The real estate market may have slowed in terms of sales pace, but it's not slumping when it comes to what homes are worth. Estimated home values, in fact, continue to rise, likely putting the kibosh on any ideas that the price bubble or inventory drought will give in the near future.
A new report from Zillow, the real estate company, forecasts that home valuations will have seen a nearly 6% spike this year by 2023's end. And it expects the trend to continue with even higher home value growth predicted for 2024.
That's likely good news for current owners who would see their home equity rise, but it doesn't bode well for potential buyers to come.
What the data says
Zillow now predicts that home values will have risen by an average of 5.8% between January and the end of this year. Moreover, the company predicts that home values will increase by an average of 6.5% between July 2023 and July 2024.

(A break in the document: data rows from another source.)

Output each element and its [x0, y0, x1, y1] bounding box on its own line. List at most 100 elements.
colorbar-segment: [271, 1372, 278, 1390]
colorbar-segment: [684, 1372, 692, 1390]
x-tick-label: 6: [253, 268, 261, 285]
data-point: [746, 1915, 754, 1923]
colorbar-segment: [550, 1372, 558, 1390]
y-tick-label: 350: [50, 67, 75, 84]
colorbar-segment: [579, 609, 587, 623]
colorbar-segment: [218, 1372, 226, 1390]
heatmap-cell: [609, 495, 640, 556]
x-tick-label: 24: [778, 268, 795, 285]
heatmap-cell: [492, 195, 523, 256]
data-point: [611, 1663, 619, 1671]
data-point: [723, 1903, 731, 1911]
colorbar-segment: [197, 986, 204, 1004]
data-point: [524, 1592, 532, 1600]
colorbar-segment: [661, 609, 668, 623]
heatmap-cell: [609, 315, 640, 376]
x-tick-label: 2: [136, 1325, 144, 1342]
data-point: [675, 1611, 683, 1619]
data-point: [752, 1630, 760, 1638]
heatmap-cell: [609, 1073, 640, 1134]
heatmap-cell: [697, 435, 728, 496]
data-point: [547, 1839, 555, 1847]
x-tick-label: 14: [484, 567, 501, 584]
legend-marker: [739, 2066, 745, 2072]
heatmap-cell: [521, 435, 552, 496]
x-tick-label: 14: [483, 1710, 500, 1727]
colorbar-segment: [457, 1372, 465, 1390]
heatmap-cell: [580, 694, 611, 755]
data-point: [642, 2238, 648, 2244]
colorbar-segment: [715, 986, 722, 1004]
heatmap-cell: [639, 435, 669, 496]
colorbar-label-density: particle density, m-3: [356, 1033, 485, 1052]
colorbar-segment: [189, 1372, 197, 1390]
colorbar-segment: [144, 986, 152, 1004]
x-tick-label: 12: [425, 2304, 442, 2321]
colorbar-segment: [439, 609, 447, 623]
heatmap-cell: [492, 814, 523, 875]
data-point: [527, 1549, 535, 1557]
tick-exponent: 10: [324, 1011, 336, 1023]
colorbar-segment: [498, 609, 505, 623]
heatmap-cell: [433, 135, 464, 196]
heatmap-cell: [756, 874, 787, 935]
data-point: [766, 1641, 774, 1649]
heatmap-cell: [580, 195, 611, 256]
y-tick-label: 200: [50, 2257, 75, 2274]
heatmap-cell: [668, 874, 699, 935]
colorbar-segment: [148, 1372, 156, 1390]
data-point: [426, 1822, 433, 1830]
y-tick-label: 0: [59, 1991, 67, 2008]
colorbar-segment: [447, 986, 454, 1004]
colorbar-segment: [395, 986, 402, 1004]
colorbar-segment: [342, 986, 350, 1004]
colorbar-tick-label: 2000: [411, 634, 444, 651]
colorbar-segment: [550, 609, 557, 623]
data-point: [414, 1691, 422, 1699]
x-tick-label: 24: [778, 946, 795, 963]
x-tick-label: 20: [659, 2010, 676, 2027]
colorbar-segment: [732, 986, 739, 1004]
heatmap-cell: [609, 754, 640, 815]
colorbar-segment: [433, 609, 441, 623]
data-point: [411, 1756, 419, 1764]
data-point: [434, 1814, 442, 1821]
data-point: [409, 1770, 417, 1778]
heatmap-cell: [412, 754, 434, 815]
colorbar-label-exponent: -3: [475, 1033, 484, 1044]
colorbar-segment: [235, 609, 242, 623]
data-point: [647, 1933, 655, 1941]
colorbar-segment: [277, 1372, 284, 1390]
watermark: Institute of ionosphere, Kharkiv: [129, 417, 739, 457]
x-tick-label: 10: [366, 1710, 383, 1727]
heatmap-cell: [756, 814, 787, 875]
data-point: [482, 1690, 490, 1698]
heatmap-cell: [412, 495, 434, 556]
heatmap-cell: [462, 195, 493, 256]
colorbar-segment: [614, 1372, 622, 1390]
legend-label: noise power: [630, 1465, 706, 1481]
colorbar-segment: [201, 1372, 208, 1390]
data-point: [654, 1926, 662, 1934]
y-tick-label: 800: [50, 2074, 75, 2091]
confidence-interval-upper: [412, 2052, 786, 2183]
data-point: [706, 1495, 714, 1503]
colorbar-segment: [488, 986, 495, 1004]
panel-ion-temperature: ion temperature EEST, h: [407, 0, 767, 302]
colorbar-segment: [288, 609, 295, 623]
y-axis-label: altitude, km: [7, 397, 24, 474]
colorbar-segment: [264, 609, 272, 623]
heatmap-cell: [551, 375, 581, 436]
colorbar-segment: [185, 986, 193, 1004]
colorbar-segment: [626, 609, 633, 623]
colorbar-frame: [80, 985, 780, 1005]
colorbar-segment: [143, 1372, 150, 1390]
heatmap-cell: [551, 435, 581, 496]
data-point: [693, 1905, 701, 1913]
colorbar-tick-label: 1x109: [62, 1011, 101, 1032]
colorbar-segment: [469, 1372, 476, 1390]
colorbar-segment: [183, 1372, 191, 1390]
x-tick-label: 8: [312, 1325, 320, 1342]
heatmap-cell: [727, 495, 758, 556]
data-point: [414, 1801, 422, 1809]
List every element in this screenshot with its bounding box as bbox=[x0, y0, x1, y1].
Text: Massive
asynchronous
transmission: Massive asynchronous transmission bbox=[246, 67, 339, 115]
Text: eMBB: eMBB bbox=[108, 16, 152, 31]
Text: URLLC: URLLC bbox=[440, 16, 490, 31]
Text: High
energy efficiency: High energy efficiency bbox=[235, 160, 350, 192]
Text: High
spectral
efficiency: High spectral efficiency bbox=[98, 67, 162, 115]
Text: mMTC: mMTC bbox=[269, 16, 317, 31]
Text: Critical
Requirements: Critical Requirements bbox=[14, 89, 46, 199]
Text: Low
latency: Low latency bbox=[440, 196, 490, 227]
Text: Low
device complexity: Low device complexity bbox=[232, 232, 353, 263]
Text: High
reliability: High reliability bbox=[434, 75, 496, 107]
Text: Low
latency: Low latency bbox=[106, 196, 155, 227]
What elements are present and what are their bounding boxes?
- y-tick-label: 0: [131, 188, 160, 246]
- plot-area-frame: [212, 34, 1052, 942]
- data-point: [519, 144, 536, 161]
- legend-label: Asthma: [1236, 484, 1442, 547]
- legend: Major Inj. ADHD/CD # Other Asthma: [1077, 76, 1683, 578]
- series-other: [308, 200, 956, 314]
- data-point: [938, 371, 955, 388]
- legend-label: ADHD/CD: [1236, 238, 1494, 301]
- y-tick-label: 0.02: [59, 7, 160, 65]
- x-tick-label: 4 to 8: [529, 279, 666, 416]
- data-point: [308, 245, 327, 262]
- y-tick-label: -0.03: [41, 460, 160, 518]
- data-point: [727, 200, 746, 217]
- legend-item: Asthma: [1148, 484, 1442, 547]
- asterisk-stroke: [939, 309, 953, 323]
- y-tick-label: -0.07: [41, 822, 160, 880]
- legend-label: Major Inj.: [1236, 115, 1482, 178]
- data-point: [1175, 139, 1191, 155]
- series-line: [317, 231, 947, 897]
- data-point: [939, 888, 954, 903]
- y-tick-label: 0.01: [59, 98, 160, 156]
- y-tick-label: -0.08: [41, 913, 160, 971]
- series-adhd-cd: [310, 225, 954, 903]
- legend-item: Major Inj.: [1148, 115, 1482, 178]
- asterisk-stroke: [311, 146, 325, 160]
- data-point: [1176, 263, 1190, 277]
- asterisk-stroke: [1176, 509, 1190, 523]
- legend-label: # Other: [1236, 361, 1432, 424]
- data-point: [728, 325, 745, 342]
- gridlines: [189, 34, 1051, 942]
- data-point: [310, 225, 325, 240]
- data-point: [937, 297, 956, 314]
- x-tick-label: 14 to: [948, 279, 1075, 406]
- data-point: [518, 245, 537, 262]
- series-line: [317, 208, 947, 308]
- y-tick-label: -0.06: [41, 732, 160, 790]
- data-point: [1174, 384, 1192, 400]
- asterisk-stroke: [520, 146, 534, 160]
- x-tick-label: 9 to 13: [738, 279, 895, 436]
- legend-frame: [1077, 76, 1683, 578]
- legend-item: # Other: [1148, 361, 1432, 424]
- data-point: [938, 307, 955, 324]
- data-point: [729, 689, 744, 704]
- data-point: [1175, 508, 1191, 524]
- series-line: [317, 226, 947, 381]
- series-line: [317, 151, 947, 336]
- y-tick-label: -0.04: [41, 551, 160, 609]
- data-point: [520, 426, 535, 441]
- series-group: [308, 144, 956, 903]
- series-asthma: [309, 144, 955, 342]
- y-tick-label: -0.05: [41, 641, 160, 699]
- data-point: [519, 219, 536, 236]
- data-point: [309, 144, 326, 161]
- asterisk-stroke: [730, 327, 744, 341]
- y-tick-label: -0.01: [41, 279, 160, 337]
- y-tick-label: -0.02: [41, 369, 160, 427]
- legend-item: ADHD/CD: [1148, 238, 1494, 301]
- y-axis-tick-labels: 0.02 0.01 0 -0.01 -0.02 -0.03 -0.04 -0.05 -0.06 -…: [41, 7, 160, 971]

This forecast, according to Zillow, is due in large part to a dearth of inventory of homes for sale. Compared to July 2019, the past month saw half as many homes on the market.
Zillow is forecasting a total of 4.2 million home sales in 2023 — a 17% decline from the year before. This lack of inventory is fueling a supply and demand crunch that has property values rising.
Mind you, Zillow's estimates — helpful as they can be — are still just estimates. The valuations made by the company are not necessarily indicative to how much a given home would actually sell for, but rather meant to give a rough idea.
Keep in mind
While Zillow's predictions take stock of the current real estate landscape, much of the near future for home sales will be dictated by the Federal Reserve. Ongoing Fed interest rate policy has been the single most influential factor on housing inventory, and will continue to be so in the near future.
The Fed's interest rate hikes, occurring monthly since March 2022 before pausing briefly this past June, have increased borrowing costs for banks. This trickles down to homebuyers and owners alike in the form of elevated mortgage rates.
Mortgage rates, now at a two-decade high, are a massive cost for buyers already beleaguered by high prices on houses. They're also a burden on owners who have much lower mortgage rates they don't want to let go of, trapping them in properties that they might otherwise sell. Thus, a vicious cycle ensues: owners don't sell to avoid taking on a higher mortgage rates; their hesitance leads to a lack of inventory; and the lack of inventory pushes home values and then prices still upward.
If the Fed eases or reverses on its rate hikes, it's likely that mortgage rates will become more favorable once again, providing owners with more incentive to sell. That would provide buyers with enough inventory to pick from so that home prices could eventually decline or at least level off.
However, the Fed likely won't hit the brakes on interest rates until it navigates still-inflated prices that plague consumers' day-to-day spending. It's anybody's guess when the central bank gives in on its rate hikes, but Zillow seems certain that it won't be for at least the next 12 months.